Туман в ноябре? Странно... Обычно такая непроницаемая удушливая пелена окутывает Сан-Франциско летом. Лесли «познакомилась» с этим природным явлением четыре месяца назад, когда только поступила в интернатуру. Четыре месяца... А кажется, прошла вечность.
Руководитель интернатуры объявил, что счастлив приветствовать в этих стенах новое пополнение. Он и в самом деле был счастлив. Глядя на пышущие здоровьем и молодостью лица новоиспеченных медиков — набор 1980/81 учебного года, — он думал: «Вот он, цвет нации!» Внимавшие ему молодые люди и девушки действительно были избранными, причем выбирали их очень тщательно.

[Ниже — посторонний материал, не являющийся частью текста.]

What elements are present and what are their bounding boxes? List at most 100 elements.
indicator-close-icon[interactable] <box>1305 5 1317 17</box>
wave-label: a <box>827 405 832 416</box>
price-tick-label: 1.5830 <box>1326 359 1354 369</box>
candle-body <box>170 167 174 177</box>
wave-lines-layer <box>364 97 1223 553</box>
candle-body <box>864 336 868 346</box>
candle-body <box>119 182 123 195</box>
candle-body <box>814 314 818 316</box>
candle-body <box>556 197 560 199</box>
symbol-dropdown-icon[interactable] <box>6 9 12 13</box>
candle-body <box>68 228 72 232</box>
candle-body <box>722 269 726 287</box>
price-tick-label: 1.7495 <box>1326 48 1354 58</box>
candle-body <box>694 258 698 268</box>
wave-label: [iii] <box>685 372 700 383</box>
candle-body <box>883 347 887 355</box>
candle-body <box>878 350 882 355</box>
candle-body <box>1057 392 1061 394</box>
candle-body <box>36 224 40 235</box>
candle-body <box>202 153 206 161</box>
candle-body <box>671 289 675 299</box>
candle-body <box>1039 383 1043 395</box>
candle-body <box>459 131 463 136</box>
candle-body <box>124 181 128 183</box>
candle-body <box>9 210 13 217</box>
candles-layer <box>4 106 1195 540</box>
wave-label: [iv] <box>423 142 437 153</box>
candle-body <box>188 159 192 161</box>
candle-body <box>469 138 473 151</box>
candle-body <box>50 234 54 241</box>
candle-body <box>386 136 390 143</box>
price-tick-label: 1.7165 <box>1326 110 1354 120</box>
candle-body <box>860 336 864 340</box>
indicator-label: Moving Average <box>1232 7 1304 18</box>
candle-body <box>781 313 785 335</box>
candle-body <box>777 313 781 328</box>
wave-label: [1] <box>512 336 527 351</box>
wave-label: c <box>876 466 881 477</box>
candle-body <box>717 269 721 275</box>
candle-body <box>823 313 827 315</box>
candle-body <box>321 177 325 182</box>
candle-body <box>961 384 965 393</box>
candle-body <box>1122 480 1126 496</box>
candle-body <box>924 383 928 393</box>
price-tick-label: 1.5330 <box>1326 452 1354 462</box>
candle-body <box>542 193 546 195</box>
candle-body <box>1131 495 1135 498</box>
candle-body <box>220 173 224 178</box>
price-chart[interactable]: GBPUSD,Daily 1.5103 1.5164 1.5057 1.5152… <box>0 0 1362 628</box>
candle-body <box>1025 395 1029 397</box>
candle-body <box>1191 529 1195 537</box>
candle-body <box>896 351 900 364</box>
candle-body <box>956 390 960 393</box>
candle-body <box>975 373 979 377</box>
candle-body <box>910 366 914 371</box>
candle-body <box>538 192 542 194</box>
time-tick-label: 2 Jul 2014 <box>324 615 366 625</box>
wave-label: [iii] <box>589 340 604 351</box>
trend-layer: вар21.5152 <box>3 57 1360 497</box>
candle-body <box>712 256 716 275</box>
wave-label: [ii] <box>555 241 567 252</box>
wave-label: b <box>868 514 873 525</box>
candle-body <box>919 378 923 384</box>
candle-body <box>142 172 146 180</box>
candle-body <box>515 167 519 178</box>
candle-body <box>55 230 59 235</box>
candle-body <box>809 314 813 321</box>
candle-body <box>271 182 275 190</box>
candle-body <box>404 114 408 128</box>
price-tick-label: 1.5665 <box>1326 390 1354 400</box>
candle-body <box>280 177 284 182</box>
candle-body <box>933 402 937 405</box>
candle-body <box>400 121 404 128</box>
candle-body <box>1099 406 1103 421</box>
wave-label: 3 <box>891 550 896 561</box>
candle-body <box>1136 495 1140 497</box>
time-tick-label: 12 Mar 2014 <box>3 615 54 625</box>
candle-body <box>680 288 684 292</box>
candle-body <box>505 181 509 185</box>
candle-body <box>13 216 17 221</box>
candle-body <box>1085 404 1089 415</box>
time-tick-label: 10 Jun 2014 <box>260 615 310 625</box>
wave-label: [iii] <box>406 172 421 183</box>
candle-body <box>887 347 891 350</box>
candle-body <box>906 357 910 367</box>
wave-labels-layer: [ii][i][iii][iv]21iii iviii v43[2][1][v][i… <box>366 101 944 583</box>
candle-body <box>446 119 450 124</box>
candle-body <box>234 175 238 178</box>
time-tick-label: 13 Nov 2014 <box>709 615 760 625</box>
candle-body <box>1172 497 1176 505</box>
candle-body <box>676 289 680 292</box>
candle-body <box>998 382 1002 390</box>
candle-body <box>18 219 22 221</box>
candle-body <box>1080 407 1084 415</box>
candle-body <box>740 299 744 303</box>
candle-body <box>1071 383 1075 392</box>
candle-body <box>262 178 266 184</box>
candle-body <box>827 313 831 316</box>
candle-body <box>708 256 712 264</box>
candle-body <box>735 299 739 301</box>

Все они с блеском окончили медицинский факультет, все принадлежали к «Альфа Омега Альфа» — медицинскому аналогу старейшей студенческой корпорации «Фи Бета Каппа». Вот только когда они попали в «АОА» — на младшем курсе? в начале выпускного? или в конце?
Все они провели месяц между заключительными экзаменами в университете и началом стажировки, готовясь к тому, что ждало их впереди. Кто-то просто отдыхал, зная, но не веря слухам о том, что эта работа якобы изматывает (уж их-то не измотает!). Кто-то путешествовал, кто-то обзавелся семьей. Некоторые читали — точнее, перечитывали — учебники.
Каждый вставил новенький диплом в рамку и повесил на стену. Никто не пугался предстоящего года. Интернатура Калифорнийского университета была тем местом, куда все они стремились; трофеем, наградой за упорный труд. Она была лучшей, как и они.